Making this dish is easy, but can be a little messy, although with practice the assembly gets easier and less messy. For some, tongs easily do the trick of dipping the tortillas and folding them in quarters, but clean hands will do just fine. When it comes to toppings, crumbled cotija cheese and thinly sliced onions are typical, but everything from Mexican crema, toasted pumpkin seeds, sliced radishes and fresh herbs can be used. And while beans are considered a vegetable, they also have enough protein in them to act as a substitute for meat, however enfrijoladas with shredded chicken can be found on many menus across the Americas.

Serves 4
Prep time: 5 minutes
Cook time: 15 minutes

¼ red onion, thinly sliced
1 ½ cup beans
12 corn tortillas
2 tablespoons chopped cilantro
¼ cup cotija cheese, crumbled

1. Once shaved, place your onion in a bowl of cold water and reserve.
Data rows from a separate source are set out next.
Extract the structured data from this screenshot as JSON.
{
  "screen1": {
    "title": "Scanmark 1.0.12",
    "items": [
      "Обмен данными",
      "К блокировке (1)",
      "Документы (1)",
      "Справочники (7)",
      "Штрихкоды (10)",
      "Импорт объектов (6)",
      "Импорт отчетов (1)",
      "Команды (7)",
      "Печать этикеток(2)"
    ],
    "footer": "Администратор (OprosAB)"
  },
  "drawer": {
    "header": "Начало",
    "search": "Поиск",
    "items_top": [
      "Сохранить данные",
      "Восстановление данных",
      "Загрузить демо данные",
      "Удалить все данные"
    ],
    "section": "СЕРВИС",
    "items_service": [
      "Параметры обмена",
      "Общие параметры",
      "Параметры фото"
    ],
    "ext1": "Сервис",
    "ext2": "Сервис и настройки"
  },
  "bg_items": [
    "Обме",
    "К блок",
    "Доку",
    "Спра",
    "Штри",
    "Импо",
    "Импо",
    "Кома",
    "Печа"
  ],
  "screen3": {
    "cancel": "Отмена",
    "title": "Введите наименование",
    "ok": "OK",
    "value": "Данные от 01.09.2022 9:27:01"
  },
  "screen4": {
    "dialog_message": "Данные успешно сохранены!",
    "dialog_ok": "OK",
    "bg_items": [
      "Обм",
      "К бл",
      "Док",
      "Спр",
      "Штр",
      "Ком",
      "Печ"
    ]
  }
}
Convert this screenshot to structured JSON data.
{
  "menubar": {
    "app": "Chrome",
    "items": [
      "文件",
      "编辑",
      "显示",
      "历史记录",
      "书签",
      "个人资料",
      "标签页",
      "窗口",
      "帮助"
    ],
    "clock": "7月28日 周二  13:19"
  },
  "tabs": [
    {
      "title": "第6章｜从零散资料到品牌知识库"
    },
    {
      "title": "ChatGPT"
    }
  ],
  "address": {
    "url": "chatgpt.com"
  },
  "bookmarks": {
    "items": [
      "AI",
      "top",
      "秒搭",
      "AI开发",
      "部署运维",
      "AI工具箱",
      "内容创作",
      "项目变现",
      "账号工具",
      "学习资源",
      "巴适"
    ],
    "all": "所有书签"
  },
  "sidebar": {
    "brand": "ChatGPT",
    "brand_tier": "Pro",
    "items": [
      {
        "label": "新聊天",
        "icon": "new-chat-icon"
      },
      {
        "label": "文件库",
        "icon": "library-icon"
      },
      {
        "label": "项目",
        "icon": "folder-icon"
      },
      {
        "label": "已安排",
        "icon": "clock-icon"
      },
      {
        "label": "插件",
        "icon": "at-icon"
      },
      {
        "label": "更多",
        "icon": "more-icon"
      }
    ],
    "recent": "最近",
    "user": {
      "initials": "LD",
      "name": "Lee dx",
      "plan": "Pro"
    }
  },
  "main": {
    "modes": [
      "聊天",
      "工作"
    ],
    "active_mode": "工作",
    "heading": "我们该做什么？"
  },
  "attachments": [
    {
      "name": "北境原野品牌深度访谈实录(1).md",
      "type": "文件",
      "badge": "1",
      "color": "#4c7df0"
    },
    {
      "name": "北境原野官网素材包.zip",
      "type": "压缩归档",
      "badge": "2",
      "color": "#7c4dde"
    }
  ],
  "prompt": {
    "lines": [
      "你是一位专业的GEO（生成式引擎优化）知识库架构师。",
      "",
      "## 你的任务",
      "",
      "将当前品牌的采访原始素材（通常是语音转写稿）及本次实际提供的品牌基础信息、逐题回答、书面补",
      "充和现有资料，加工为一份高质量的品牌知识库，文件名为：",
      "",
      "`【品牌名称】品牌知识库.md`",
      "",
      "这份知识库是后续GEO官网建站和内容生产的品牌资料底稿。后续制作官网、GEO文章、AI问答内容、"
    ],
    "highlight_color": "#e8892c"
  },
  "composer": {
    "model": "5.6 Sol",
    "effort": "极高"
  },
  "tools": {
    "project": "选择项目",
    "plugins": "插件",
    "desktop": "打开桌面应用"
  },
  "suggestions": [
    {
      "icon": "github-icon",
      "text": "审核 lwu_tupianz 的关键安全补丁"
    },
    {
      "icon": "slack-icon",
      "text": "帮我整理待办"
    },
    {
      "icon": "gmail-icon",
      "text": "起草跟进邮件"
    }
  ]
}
2. Begin heating your beans a medium sized pot/skillet. It needs to be just wide enough to fully dip the tortillas.

3. While the beans are warming, heat your tortillas. You can do this in a comal or directly on an open flame. Keep warm by placing in a clean dish towel.
Once your beans are warmed, mash them using a potato masher.

4. Dip one tortilla at a time in the mashed beans, coating each side with beans. Tongs work just as good as your fingers.

5. Place the bean dipped tortilla on your plate/platter and fold in quarters. Repeat with three more tortillas. Each serving gets four bean dipped tortillas.

6. Pat dry in a paper towel and then divide the sliced onions, cilantro, and cotija cheese between the four servings. Optional: Add some sliced radishes, Mexican crema or toasted pumpkin seeds before serving.